Hailed by The New Yorker as “among the most compelling documents to come out of the war,” From Day to Day is a World War II concentration camp diary—one of only a handful ever translated into English—secretly written by Odd Nansen, a Norwegian political prisoner. Arrested in January 1942, Nansen, son of polar explorer and humanitarian Fridtjof Nansen (Nobel Peace Prize 1922) was held captive for the duration of the war in various Nazi camps in Norway and Germany.

Nansen’s diary entries detail his palpable longing for his wife and family, his constantly frustrated hopes for release, the quiet strength and sometimes ugly prejudices of his fellow prisoners, and his horror at the especially barbaric treatment reserved for the Jews.
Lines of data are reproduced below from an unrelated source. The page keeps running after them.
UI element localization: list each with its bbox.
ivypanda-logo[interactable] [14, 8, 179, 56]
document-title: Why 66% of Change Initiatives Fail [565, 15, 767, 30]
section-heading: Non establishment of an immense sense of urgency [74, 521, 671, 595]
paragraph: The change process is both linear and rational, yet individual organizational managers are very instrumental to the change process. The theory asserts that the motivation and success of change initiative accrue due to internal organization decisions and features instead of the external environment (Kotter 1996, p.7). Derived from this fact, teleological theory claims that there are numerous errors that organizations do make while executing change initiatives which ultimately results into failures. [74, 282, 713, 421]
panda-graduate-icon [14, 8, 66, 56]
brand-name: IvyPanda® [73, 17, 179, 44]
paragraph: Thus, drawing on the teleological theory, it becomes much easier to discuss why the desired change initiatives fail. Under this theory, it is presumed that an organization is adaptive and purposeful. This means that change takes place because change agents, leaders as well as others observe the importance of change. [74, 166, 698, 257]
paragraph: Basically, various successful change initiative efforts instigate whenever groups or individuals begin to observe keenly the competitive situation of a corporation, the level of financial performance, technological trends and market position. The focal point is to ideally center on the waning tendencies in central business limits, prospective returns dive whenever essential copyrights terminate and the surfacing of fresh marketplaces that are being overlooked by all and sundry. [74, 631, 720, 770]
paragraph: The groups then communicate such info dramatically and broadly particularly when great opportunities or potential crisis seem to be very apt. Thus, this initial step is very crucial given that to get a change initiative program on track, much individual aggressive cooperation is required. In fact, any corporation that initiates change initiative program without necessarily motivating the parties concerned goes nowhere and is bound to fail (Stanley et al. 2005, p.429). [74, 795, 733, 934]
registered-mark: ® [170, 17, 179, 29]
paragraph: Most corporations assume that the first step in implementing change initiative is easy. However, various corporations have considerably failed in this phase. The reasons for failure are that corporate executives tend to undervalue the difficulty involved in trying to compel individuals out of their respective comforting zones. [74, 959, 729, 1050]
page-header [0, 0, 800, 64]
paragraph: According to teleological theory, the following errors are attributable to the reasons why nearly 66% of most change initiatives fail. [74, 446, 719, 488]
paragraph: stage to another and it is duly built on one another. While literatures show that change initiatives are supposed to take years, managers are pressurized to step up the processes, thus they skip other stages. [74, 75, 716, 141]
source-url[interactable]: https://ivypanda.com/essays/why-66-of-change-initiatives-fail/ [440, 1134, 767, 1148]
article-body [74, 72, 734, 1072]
The diary brilliantly illuminates Nansen’s daily struggle, not only to survive, but to preserve his sanity and maintain his humanity in a world engulfed by fear and hate.

First published in English in 1949, From Day to Day had been out of print for almost seventy years. The new edition contains entries and sketches never previously available in English. It also features a new introduction and extensive annotations by Timothy Boyce and a preface by Thomas Buergenthal, whose life (as a ten year-old) Nansen saved while in Sachsenhausen, later recounted in his own memoir A Lucky Child: A Memoir of Surviving Auschwitz as a Young Boy.